One of the book’s most intriguing theories is that fetal imprinting, an evolutionary strategy to prepare children to cope with life, establishes a permanent set-point in a child's physiology. Baby's born to mothers highly anxious during pregnancy, whether from war, natural disasters, failed marriages, or other stressful life conditions, may thus be prone to mental illness and brain dysfunction later in life. Early traumatic events such as low oxygen at birth, painkillers and antidepressants administered to the mother during pregnancy, poor maternal nutrition, and a lack of parental affection in the first years of life may compound the effect.
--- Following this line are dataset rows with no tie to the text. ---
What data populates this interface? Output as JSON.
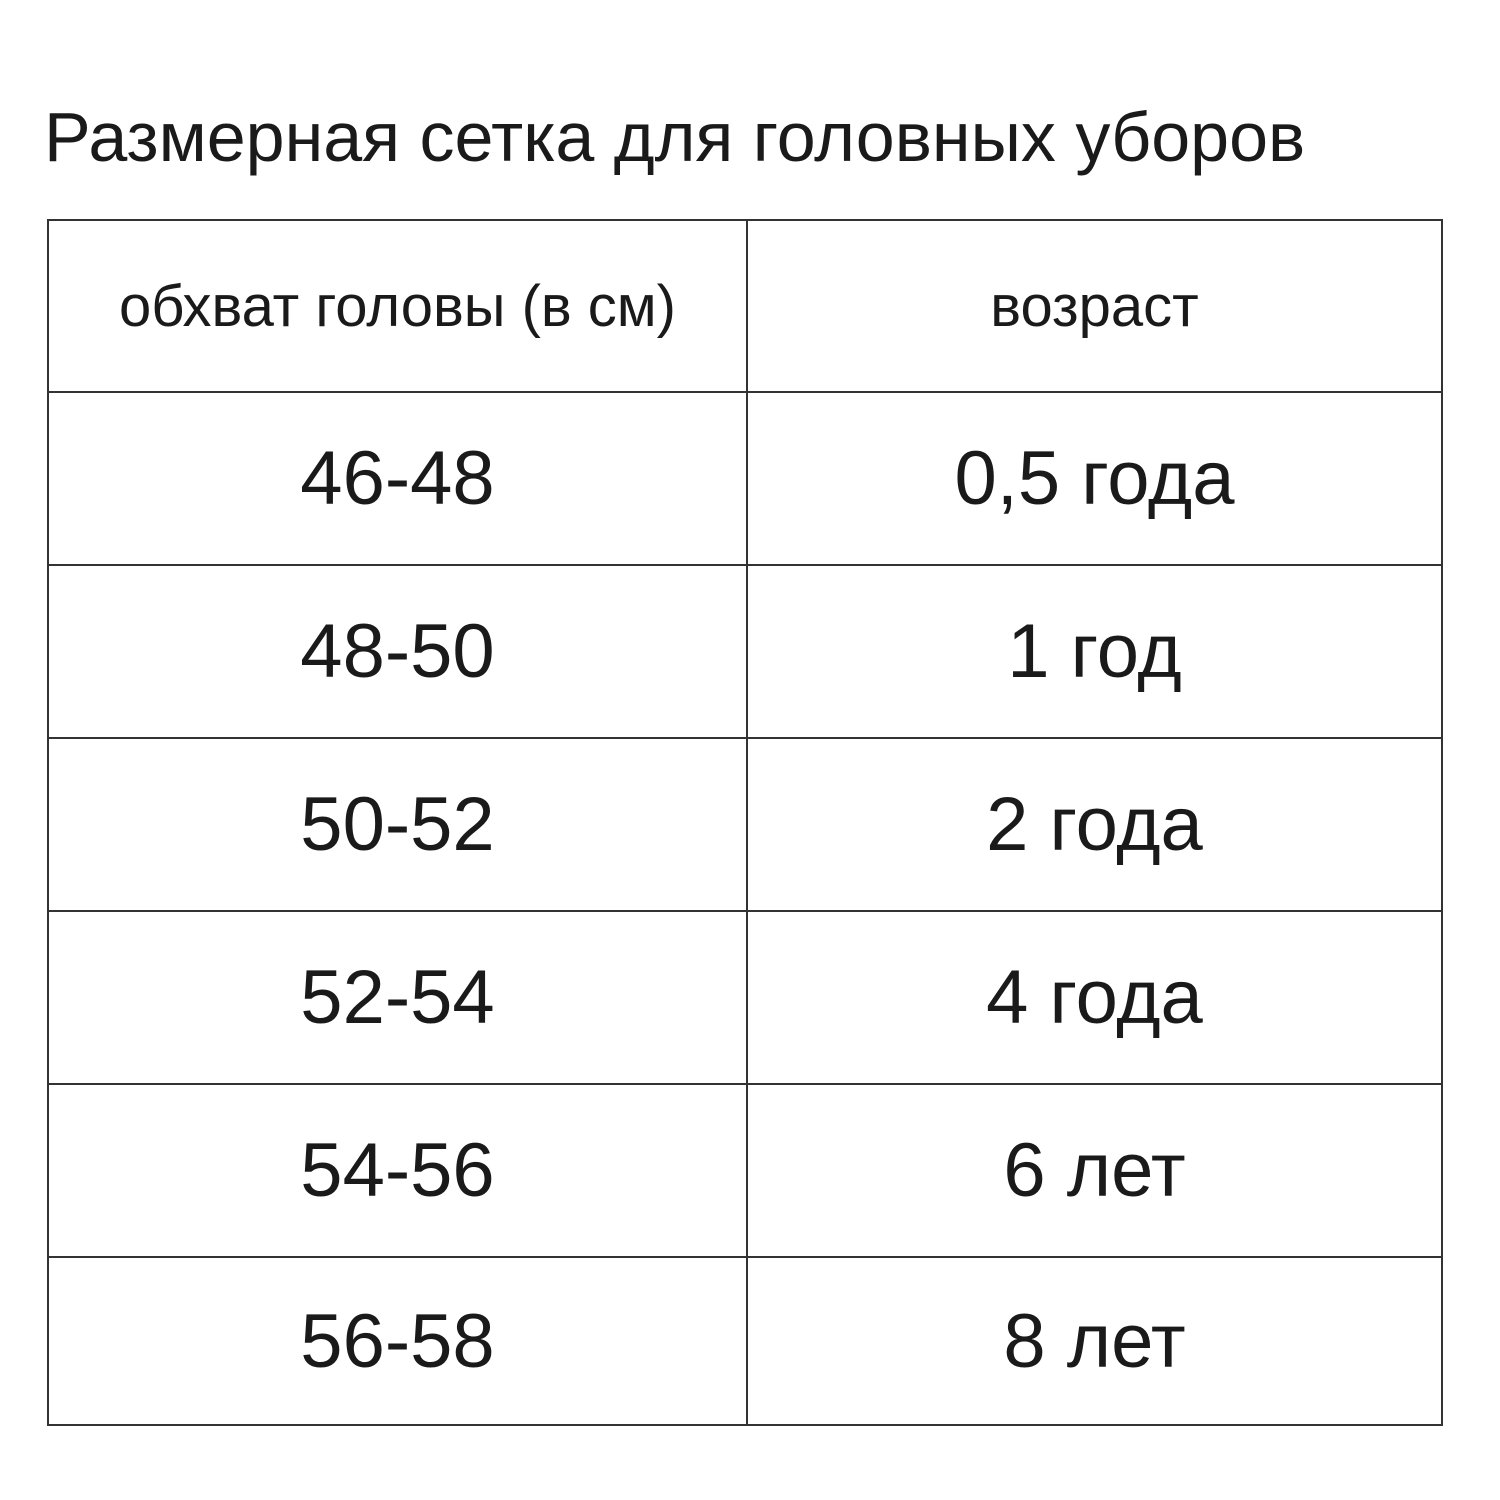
{
  "title": "Размерная сетка для головных уборов",
  "table": {
    "headers": [
      "обхват головы (в см)",
      "возраст"
    ],
    "rows": [
      [
        "46-48",
        "0,5 года"
      ],
      [
        "48-50",
        "1 год"
      ],
      [
        "50-52",
        "2 года"
      ],
      [
        "52-54",
        "4 года"
      ],
      [
        "54-56",
        "6 лет"
      ],
      [
        "56-58",
        "8 лет"
      ]
    ]
  },
  "colors": {
    "text": "#1a1a1a",
    "border": "#333333",
    "background": "#ffffff"
  }
}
In making the case for a brand-new, unified field theory of psychotherapy, Dr. Janov weaves together the evolutionary theories of Jean Baptiste Larmarck, the fetal development studies of Vivette Glover and K.J.S. Anand, and fascinating new research by the psychiatrist Elissa Epel suggesting that telomeres—a region of repetitive DNA critical in predicting life expectancy—may be significantly altered during pregnancy.
After explaining how hormonal and neurologic processes in the womb provide a blueprint for later mental illness and disease, Dr. Janov charts a revolutionary new course for psychotherapy. He provides a sharp critique of cognitive behavioral therapy, psychoanalysis, and other popular “talk therapy” models for treating addiction and mental illness, which he argues do not reach the limbic system and brainstem, where the effects of early trauma are registered in the nervous system.
“Life Before Birth: The Hidden Script that Rules Our Lives” is scheduled to be published by NTI Upstream in October 2011, and has tremendous implications for the future of modern psychology, pediatrics, pregnancy, and women’s health.